Ryan McAdams writes "Popular websites, such as Facebook, are wasting as much as 75MBit/sec of bandwidth due to excessively long URLs. According to a recent article over at O3 Magazine, they took a typical Facebook home page, looked at the traffic statistics from compete.com, and figured out the bandwidth savings if Facebook switched from using URL paths which, in some cases, run over 150 characters in length, to shorter ones. It looks at the impact on service providers, with the wasted bandwidth used by the subsequent GET requests for these excessively long URLs. Facebook is just one example; many other sites have similar problems, as well as CMS products such as Word Press. It's an interesting approach to web optimization for high traffic sites."

5 of 379 comments (clear)

  1. Re:Can they not use... by dotgain · · Score: 5, Funny

    No, they cannot use TinyURL (read: goatse, tubgirl et. al) thank you very much.

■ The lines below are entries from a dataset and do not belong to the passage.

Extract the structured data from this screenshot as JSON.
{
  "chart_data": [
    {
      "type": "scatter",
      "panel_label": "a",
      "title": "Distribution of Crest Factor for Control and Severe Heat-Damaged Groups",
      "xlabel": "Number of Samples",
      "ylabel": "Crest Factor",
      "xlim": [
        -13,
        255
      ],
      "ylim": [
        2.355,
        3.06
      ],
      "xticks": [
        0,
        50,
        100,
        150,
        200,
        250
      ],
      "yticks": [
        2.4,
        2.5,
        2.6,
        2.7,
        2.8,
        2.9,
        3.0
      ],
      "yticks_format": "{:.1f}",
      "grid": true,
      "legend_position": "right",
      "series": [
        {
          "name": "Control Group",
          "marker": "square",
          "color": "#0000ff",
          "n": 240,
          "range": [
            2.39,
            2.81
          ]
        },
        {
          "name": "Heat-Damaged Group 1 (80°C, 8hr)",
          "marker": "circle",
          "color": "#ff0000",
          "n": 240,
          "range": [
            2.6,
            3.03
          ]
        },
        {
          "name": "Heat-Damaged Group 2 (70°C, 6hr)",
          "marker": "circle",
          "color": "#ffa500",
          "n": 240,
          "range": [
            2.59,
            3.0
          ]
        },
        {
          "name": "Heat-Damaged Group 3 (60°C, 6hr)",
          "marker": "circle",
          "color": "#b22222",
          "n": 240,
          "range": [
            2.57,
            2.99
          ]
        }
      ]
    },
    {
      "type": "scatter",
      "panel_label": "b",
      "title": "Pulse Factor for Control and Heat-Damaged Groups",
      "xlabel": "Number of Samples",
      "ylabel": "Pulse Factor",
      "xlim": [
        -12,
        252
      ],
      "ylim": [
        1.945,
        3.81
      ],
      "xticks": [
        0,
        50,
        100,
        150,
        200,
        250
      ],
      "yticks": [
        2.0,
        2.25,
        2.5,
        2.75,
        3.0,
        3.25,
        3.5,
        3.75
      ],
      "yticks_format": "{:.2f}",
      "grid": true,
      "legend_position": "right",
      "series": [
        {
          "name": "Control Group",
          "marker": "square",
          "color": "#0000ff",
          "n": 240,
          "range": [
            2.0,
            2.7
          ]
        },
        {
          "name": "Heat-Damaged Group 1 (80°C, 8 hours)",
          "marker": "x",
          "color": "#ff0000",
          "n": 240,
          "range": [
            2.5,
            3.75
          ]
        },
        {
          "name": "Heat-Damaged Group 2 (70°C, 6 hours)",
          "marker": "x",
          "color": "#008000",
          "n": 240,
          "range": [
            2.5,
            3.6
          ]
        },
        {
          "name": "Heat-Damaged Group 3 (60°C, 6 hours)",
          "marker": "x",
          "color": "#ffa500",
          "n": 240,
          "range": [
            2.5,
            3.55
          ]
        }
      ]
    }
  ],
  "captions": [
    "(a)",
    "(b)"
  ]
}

  2. Better idea by Anonymous Coward · · Score: 5, Funny

    Just use a smaller font for the URL!

  3. Re:Can they not use... by gbh1935 · · Score: 5, Funny

    This thread is wasting more bandwidth

  4. Re:Can they not use... by guyminuslife · · Score: 5, Funny

    That's nothing. This is the most disgusting shit you'll ever see on the Internet.

    --
    I don't believe in time. It's a grand conspiracy designed to sell watches.
  5. Re:Can they not use... by Dan541 · · Score: 5, Funny

    http://tinyurl.com/6rywju

    Tiny url is not all bad, this is one example of a positive use.

    --
    An SQL query goes to a bar, walks up to a table and asks, "Mind if I join you?"